I finished The Fourth Turning by Strauss/Howe a few months back. I didn't think it was a particularly good book, but the concept of an inevitable crash/break is interesting. I'm thinking of Afghanistan through that lens -- America was the world's policeman post-WWII.
In the first turning, we handled that role somewhat effectively -- the Marshall Plan; Korea; etc. -- intervening on occasion where we could do some good or as necessary, but not always. During our third turning as the world's policeman, we started to show signs that we'd lost the stomach for the job. We used the WMD fiction to kick Hussein out of Kuwait, but we stopped short of owning the whole mess that is Iraq. Still, we propped up the petrodollar system.
By the fourth turning, however, we were beguiled by our own self-deception. We thought we were more powerful than we were; that our technology could change others' ideology; that we were pure and right and others backwards and wrong. Hence, Afghanistan and Iraq II.

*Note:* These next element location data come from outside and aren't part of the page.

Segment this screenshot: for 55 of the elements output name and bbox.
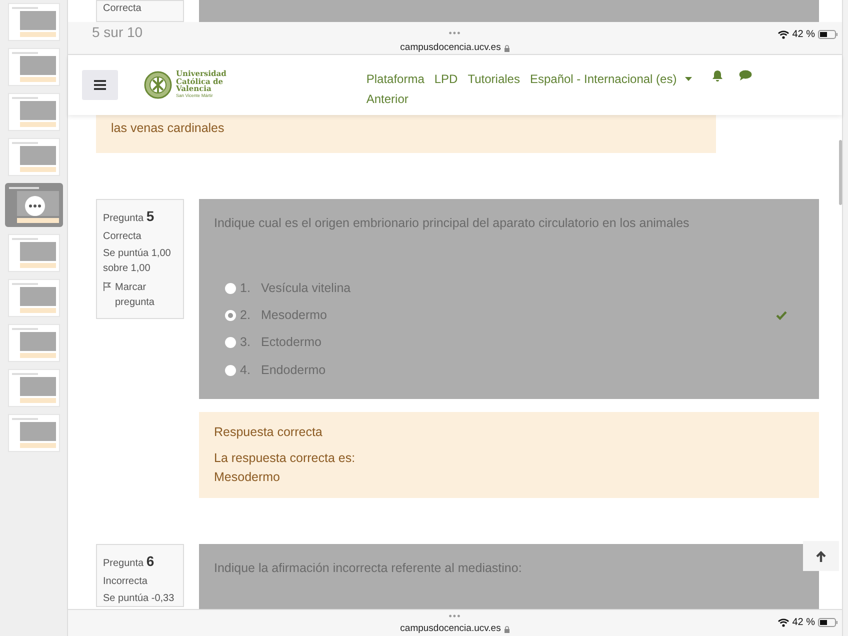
url-text: campusdocencia.ucv.es: [400, 41, 501, 55]
scrollbar[interactable]: [839, 140, 842, 205]
option-number: 3.: [240, 334, 252, 352]
emblem-icon: [144, 70, 172, 99]
radio-button[interactable]: [225, 337, 236, 348]
chat-icon[interactable]: [738, 70, 752, 81]
url-text: campusdocencia.ucv.es: [400, 622, 501, 636]
battery-percent: 42 %: [792, 28, 815, 42]
menu-button[interactable]: [82, 70, 118, 100]
question-number: Pregunta 5: [103, 206, 156, 226]
lock-icon: [504, 626, 510, 633]
flag-icon: [103, 282, 111, 291]
more-icon[interactable]: [24, 196, 44, 216]
question-status: Incorrecta: [103, 574, 148, 589]
radio-button[interactable]: [225, 364, 236, 376]
radio-button[interactable]: [225, 310, 236, 321]
flag-link[interactable]: Marcar pregunta: [103, 280, 180, 310]
feedback-text: La respuesta correcta es: Mesodermo: [214, 450, 356, 486]
question-number: Pregunta 6: [103, 552, 156, 571]
feedback-text: las venas cardinales: [96, 115, 716, 153]
question-text: Indique cual es el origen embrionario principal del aparato circulatorio en los animales: [214, 214, 690, 232]
page-thumbnail[interactable]: [4, 183, 62, 227]
radio-button[interactable]: [225, 282, 236, 294]
page-indicator: 5 sur 10: [92, 23, 143, 42]
question-text: Indique la afirmación incorrecta referente al mediastino:: [214, 560, 523, 577]
dots-text: •••: [448, 29, 462, 38]
nav-link[interactable]: Plataforma: [366, 70, 424, 88]
battery-percent: 42 %: [792, 616, 815, 630]
option-label: Mesodermo: [261, 307, 327, 324]
wifi-icon: [778, 30, 790, 39]
bell-icon[interactable]: [712, 70, 723, 82]
option-label: Ectodermo: [261, 334, 322, 352]
caret-icon: [684, 77, 692, 81]
back-to-top-button[interactable]: [803, 541, 839, 571]
option-number: 4.: [240, 362, 252, 379]
wifi-icon: [778, 618, 790, 627]
dots-text: •••: [448, 612, 462, 621]
nav-link[interactable]: Anterior: [366, 90, 786, 108]
question-score: Se puntúa -0,33: [103, 592, 176, 606]
menu-icon: [94, 80, 106, 90]
nav-link[interactable]: Tutoriales: [468, 70, 520, 88]
feedback-title: Respuesta correcta: [214, 424, 324, 441]
option-number: 1.: [240, 280, 252, 297]
battery-icon: [818, 618, 838, 627]
lock-icon: [504, 44, 510, 52]
option-number: 2.: [240, 307, 252, 324]
question-status: Correcta: [96, 0, 184, 22]
battery-icon: [818, 30, 838, 39]
language-dropdown[interactable]: Español - Internacional (es): [530, 70, 692, 88]
nav-link[interactable]: LPD: [434, 70, 458, 88]
option-label: Vesícula vitelina: [261, 280, 351, 297]
question-status: Correcta: [103, 230, 142, 244]
arrow-up-icon: [816, 550, 826, 562]
option-label: Endodermo: [261, 362, 326, 379]
question-score: Se puntúa 1,00 sobre 1,00: [103, 246, 172, 276]
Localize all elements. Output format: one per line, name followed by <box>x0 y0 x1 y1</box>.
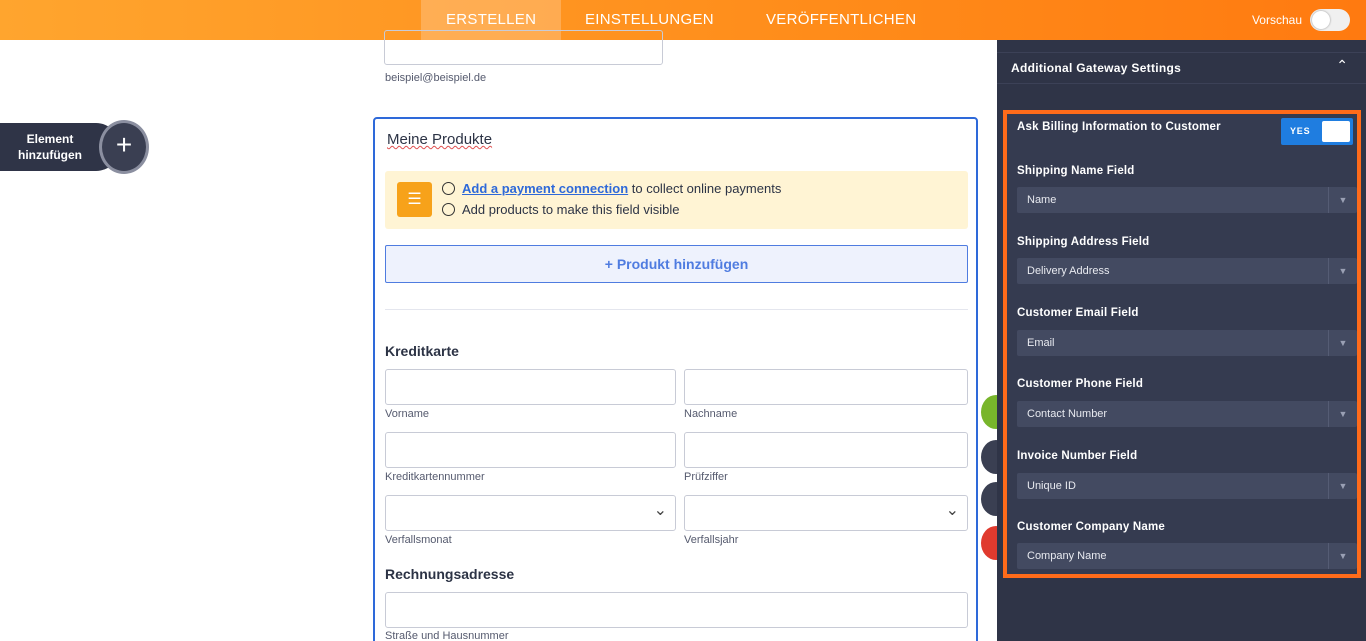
divider <box>385 309 968 310</box>
street-field[interactable] <box>385 592 968 628</box>
cvv-field[interactable] <box>684 432 968 468</box>
plus-icon: + <box>115 129 133 160</box>
last-name-field[interactable] <box>684 369 968 405</box>
preview-label: Vorschau <box>1251 13 1302 27</box>
radio-icon <box>442 203 455 216</box>
gateway-settings-header[interactable]: Additional Gateway Settings ⌃ <box>997 52 1366 84</box>
customer-phone-label: Customer Phone Field <box>1017 378 1144 390</box>
preview-toggle[interactable] <box>1310 9 1350 31</box>
last-name-label: Nachname <box>684 408 738 420</box>
email-hint: beispiel@beispiel.de <box>385 72 487 84</box>
invoice-number-select[interactable]: Unique ID <box>1017 473 1357 499</box>
tab-veroeffentlichen[interactable]: VERÖFFENTLICHEN <box>741 0 941 40</box>
form-canvas: beispiel@beispiel.de Meine Produkte ☰ Ad… <box>337 30 1011 641</box>
shipping-address-select[interactable]: Delivery Address <box>1017 258 1357 284</box>
preview-control: Vorschau <box>1252 0 1350 40</box>
customer-phone-select[interactable]: Contact Number <box>1017 401 1357 427</box>
customer-email-select[interactable]: Email <box>1017 330 1357 356</box>
gateway-settings-title: Additional Gateway Settings <box>1011 61 1182 75</box>
shipping-name-label: Shipping Name Field <box>1017 165 1135 177</box>
notice-line1-text: to collect online payments <box>628 181 782 196</box>
first-name-label: Vorname <box>385 408 430 420</box>
radio-icon <box>442 182 455 195</box>
card-number-field[interactable] <box>385 432 676 468</box>
chevron-up-icon[interactable]: ⌃ <box>1336 57 1348 74</box>
notice-row-1: Add a payment connection to collect onli… <box>442 181 781 196</box>
ask-billing-label: Ask Billing Information to Customer <box>1017 121 1221 133</box>
street-label: Straße und Hausnummer <box>385 630 509 641</box>
toggle-knob <box>1322 121 1350 142</box>
add-product-button[interactable]: + Produkt hinzufügen <box>385 245 968 283</box>
left-panel: Element hinzufügen + <box>0 40 337 641</box>
toggle-yes-text: YES <box>1290 126 1311 136</box>
company-name-label: Customer Company Name <box>1017 521 1165 533</box>
billing-heading: Rechnungsadresse <box>385 566 515 582</box>
products-widget[interactable]: Meine Produkte ☰ Add a payment connectio… <box>373 117 978 641</box>
checklist-icon: ☰ <box>397 182 432 217</box>
shipping-name-select[interactable]: Name <box>1017 187 1357 213</box>
payment-notice: ☰ Add a payment connection to collect on… <box>385 171 968 229</box>
settings-panel: Additional Gateway Settings ⌃ Ask Billin… <box>997 40 1366 641</box>
notice-row-2: Add products to make this field visible <box>442 202 680 217</box>
widget-title: Meine Produkte <box>387 131 493 148</box>
add-element-button[interactable]: + <box>99 120 149 174</box>
exp-year-label: Verfallsjahr <box>684 534 739 546</box>
payment-connection-link[interactable]: Add a payment connection <box>462 181 628 196</box>
first-name-field[interactable] <box>385 369 676 405</box>
company-name-select[interactable]: Company Name <box>1017 543 1357 569</box>
shipping-address-label: Shipping Address Field <box>1017 236 1150 248</box>
invoice-number-label: Invoice Number Field <box>1017 450 1138 462</box>
exp-month-select[interactable] <box>385 495 676 531</box>
highlighted-settings: Ask Billing Information to Customer YES … <box>1003 110 1361 578</box>
exp-month-label: Verfallsmonat <box>385 534 452 546</box>
ask-billing-toggle[interactable]: YES <box>1281 118 1353 145</box>
notice-line2-text: Add products to make this field visible <box>462 202 680 217</box>
email-field[interactable] <box>384 30 663 65</box>
customer-email-label: Customer Email Field <box>1017 307 1139 319</box>
cvv-label: Prüfziffer <box>684 471 728 483</box>
top-bar: ERSTELLEN EINSTELLUNGEN VERÖFFENTLICHEN … <box>0 0 1366 40</box>
card-number-label: Kreditkartennummer <box>385 471 485 483</box>
exp-year-select[interactable] <box>684 495 968 531</box>
credit-card-heading: Kreditkarte <box>385 343 459 359</box>
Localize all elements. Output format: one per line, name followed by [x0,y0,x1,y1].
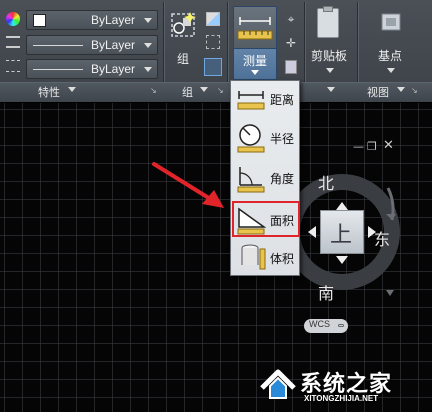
chevron-down-icon [338,324,344,327]
watermark: 系统之家 XITONGZHIJIA.NET [258,362,430,410]
properties-panel-label[interactable]: 特性 [38,84,60,100]
chevron-down-icon[interactable] [200,87,208,92]
watermark-logo [260,369,296,399]
group-select-icon[interactable] [204,58,222,76]
group-panel-label[interactable]: 组 [182,84,193,100]
chevron-down-icon[interactable] [326,68,334,73]
watermark-url: XITONGZHIJIA.NET [304,394,379,403]
measure-icon [234,7,276,49]
viewcube-face[interactable]: 上 [320,210,364,254]
chevron-down-icon [144,43,152,48]
view-panel-label[interactable]: 视图 [367,84,389,100]
color-value: ByLayer [90,13,135,27]
viewport-controls: — ❐ ✕ [353,138,413,154]
lineweight-preview [33,69,83,70]
minimize-icon[interactable]: — [353,140,364,153]
chevron-down-icon[interactable] [397,87,405,92]
lineweight-value: ByLayer [90,62,135,76]
menu-item-distance[interactable]: 距离 [234,85,298,115]
group-edit-icon[interactable] [206,35,220,49]
close-icon[interactable]: ✕ [383,138,394,153]
north-label[interactable]: 北 [318,170,334,194]
calculator-icon[interactable] [285,60,297,74]
ungroup-icon[interactable] [206,12,220,26]
chevron-down-icon[interactable] [387,68,395,73]
basepoint-label[interactable]: 基点 [378,47,402,64]
panel-launcher-icon[interactable]: ↘ [217,86,224,95]
quickcalc-icon[interactable]: ⌖ [284,12,298,26]
menu-item-angle[interactable]: 角度 [234,161,298,195]
menu-item-volume[interactable]: 体积 [234,241,298,275]
linetype-combo[interactable]: ByLayer [26,35,158,55]
menu-item-radius[interactable]: 半径 [234,121,298,155]
color-combo[interactable]: ByLayer [26,10,158,30]
area-icon [236,205,267,235]
linetype-value: ByLayer [90,38,135,52]
group-icon[interactable] [170,10,198,44]
measure-label: 测量 [242,54,267,68]
radius-icon [236,123,266,153]
chevron-down-icon[interactable] [68,87,76,92]
lineweight-combo[interactable]: ByLayer [26,59,158,79]
ucs-label: WCS [309,319,330,329]
chevron-down-icon[interactable] [327,87,335,92]
menu-item-label: 体积 [270,252,295,266]
point-icon[interactable]: ✛ [284,36,298,50]
panel-launcher-icon[interactable]: ↘ [150,86,157,95]
face-label: 上 [330,223,353,248]
angle-icon [236,163,266,193]
basepoint-icon[interactable] [378,12,404,36]
list-icon[interactable] [6,60,20,72]
measure-button[interactable]: 测量 [233,6,277,80]
chevron-down-icon [251,70,259,75]
clipboard-label[interactable]: 剪贴板 [311,47,347,64]
linetype-icon[interactable] [6,36,20,48]
chevron-down-icon [144,67,152,72]
chevron-down-icon [144,18,152,23]
menu-item-label: 角度 [270,172,295,186]
annotation-arrow-icon [152,162,224,208]
panel-launcher-icon[interactable]: ↘ [411,86,418,95]
volume-icon [236,243,266,273]
distance-icon [236,87,266,117]
color-wheel-icon[interactable] [6,12,20,26]
clipboard-icon[interactable] [317,6,339,38]
menu-item-label: 半径 [270,132,295,146]
east-label[interactable]: 东 [374,226,390,250]
menu-item-label: 面积 [270,214,295,228]
color-swatch [33,14,46,27]
measure-menu: 距离 半径 角度 面积 体积 [230,80,300,276]
restore-icon[interactable]: ❐ [367,140,377,153]
group-button-label[interactable]: 组 [177,50,189,67]
ucs-menu[interactable]: WCS [304,319,348,333]
south-label[interactable]: 南 [318,280,334,304]
menu-item-label: 距离 [270,93,295,107]
menu-item-area[interactable]: 面积 [232,201,300,237]
linetype-preview [33,45,83,46]
ribbon: ByLayer ByLayer ByLayer 组 测量 ⌖ ✛ 剪贴板 基点 … [0,0,432,102]
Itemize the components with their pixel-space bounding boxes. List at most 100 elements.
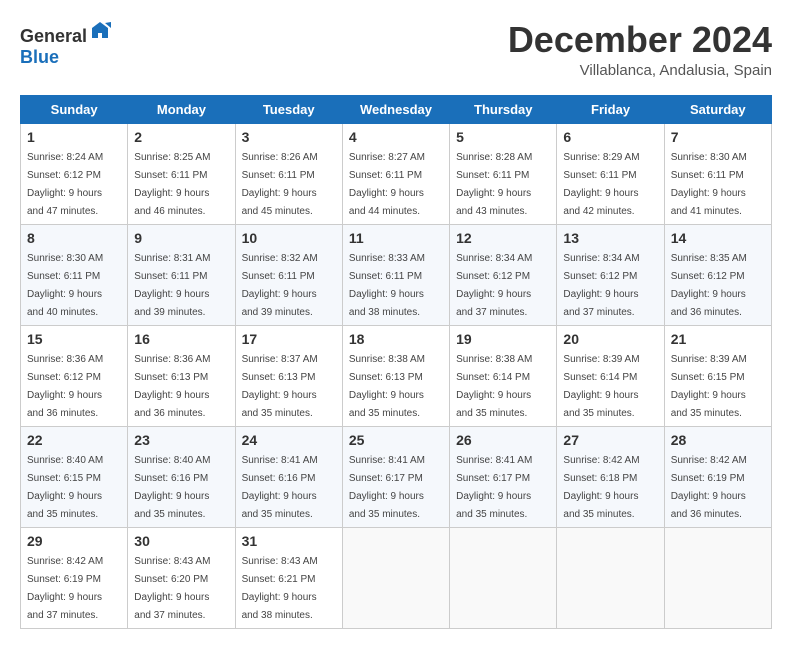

Now, our role as the world's cop, as well as the petrodollar system, appears to be coming to an end. I'm not sure there will be a disruptive change, but power abhors a vacuum. If there needs to be a new policeman, I'm not sure who will fill the role. China? Some other coalition? I don't know, but it appears the USA is no longer up to the task.
And, perhaps that is a good thing, particularly if it deflates some of our recent arrogance that's led us to believe we can imprison enemy combatants indefinitely in Guantanamo, or initiate drone strikes against anyone in the world, regardless of others' sovereignty, because . . . we're the USA. We're always on the side of RIGHT.
Go read the Gulag Archipelago and get back to me about not hating the losers.